В эту игру мне довелось сыграть наяву однажды. Я тогда служил в армии, которая находилась километрах в десяти от города Ржева, в поле. Неподалеку от армии находился Центр – такая яма в земле, утыканная антеннами. Территории как самой армии, так и её Центра были ограждены колючей проволокой, так что окружающие виды превращались в ландскейпы, в неизменные пейзажи, вроде фотообоев. Однажды вечером, когда хорошие солдаты легли спать, но было ещё светло, я пролез сквозь колючую проволоку и пошёл прямо туда. Это было незабываемым впечатлением, хотя ничего особенного прямо там не оказалось.
С точки зрения обитателей замкнутых сакральных пространств священным является как раз то, что снаружи. На этом эффекте основано такое человеческое изобретение, как тюрьма. Христианские миссионеры в Австралии жаловались, что аборигены не понимают времени. Для них оно не связано с ожиданием, ровно как и ожидание – с «тратой». Когда два аборигена назначают друг другу встречу, называется только место, время не имеет значения. Тот, кто приходит первым, ждёт. Во время ожидания он делает всё то же, что делал бы в любом другом месте: ищет воду, охотится, ест, пьёт, спит. Когда я рассказал об этом поразительном факте Владимиру Нескажу, тот сказал: «Что ж, мне это подходит. Кроме первых двух пунктов».
Друг моего друга Саши Щипина служит в Джибути консулом.
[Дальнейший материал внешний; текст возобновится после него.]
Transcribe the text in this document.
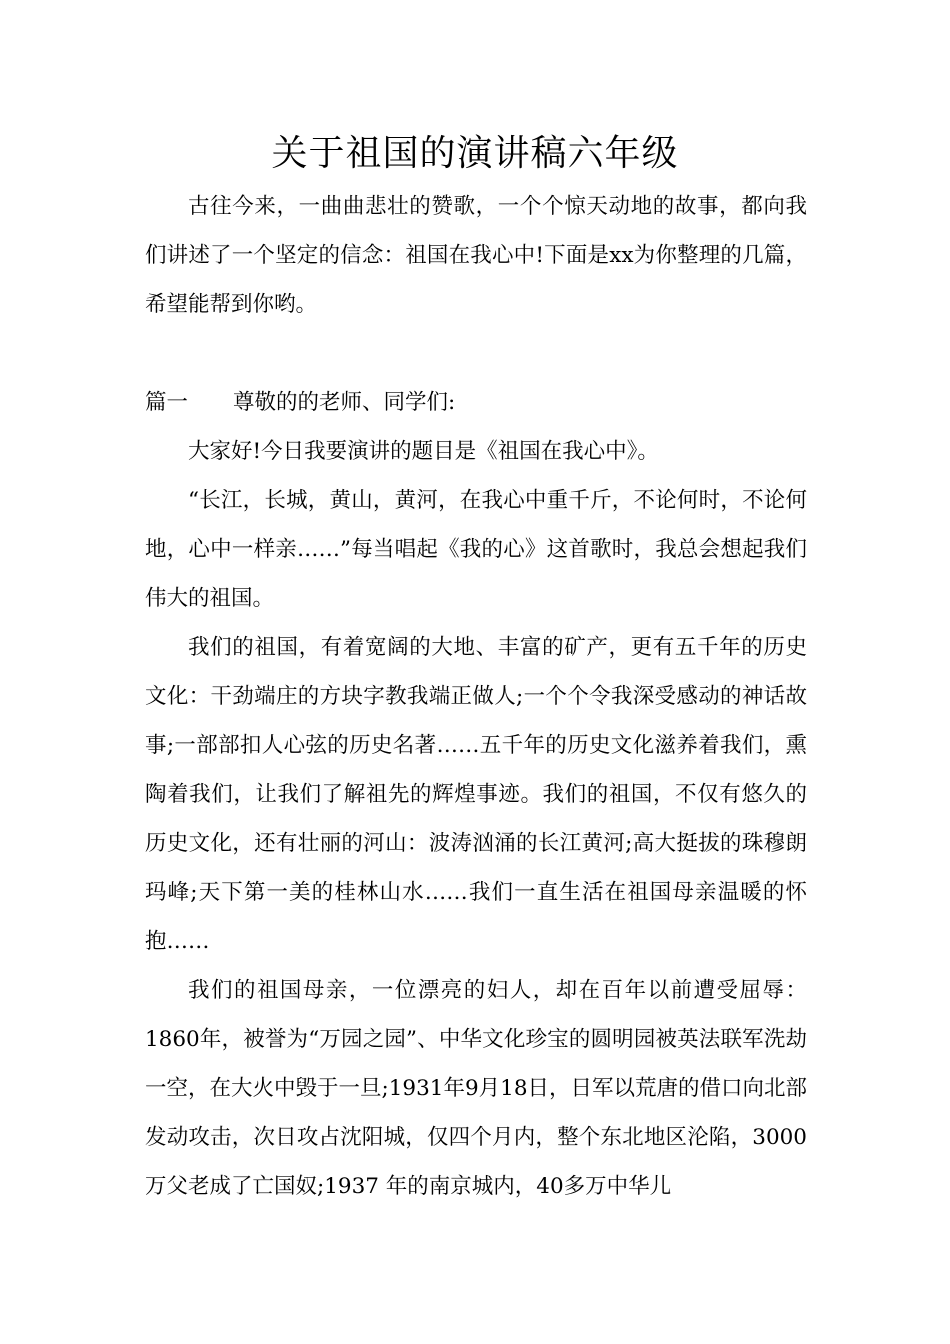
关于祖国的演讲稿六年级

古往今来，一曲曲悲壮的赞歌，一个个惊天动地的故事，都向我们讲述了一个坚定的信念：祖国在我心中!下面是xx为你整理的几篇，希望能帮到你哟。

篇一 尊敬的的老师、同学们:

大家好!今日我要演讲的题目是《祖国在我心中》。

“长江，长城，黄山，黄河，在我心中重千斤，不论何时，不论何地，心中一样亲……”每当唱起《我的心》这首歌时，我总会想起我们伟大的祖国。

我们的祖国，有着宽阔的大地、丰富的矿产，更有五千年的历史文化：干劲端庄的方块字教我端正做人;一个个令我深受感动的神话故事;一部部扣人心弦的历史名著……五千年的历史文化滋养着我们，熏陶着我们，让我们了解祖先的辉煌事迹。我们的祖国，不仅有悠久的历史文化，还有壮丽的河山：波涛汹涌的长江黄河;高大挺拔的珠穆朗玛峰;天下第一美的桂林山水……我们一直生活在祖国母亲温暖的怀抱……

我们的祖国母亲，一位漂亮的妇人，却在百年以前遭受屈辱：1860年，被誉为“万园之园”、中华文化珍宝的圆明园被英法联军洗劫一空，在大火中毁于一旦;1931年9月18日，日军以荒唐的借口向北部发动攻击，次日攻占沈阳城，仅四个月内，整个东北地区沦陷，3000万父老成了亡国奴;1937 年的南京城内，40多万中华儿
Говорит, что для африканца опоздать на два часа – все равно для европейца на две минуты. В то же время нигерийский классик Амос Тутуола, которого я безуспешно пытаюсь прочитать последние полтора месяца, потому что читать Тутуолу модно, любит фразы вроде «я вышел из леса в 6-04 утра». То ли это комплекс неполноценности, то ли сарказм: ведь литература – белое занятие, абсурдное и смешное.
Оно похоже на реку. Папа говорит, моим любимым занятием в возрасте трёх-четырёх лет было бросать в речку камешки. Брать намытые рекой камешки, возвращать их реке, бесследно изменяя ландшафт: течение немедленно уничтожает круги, кажущиеся главным смыслом этого дела, а камешков на берегу всё равно не убывает, как и не трогал.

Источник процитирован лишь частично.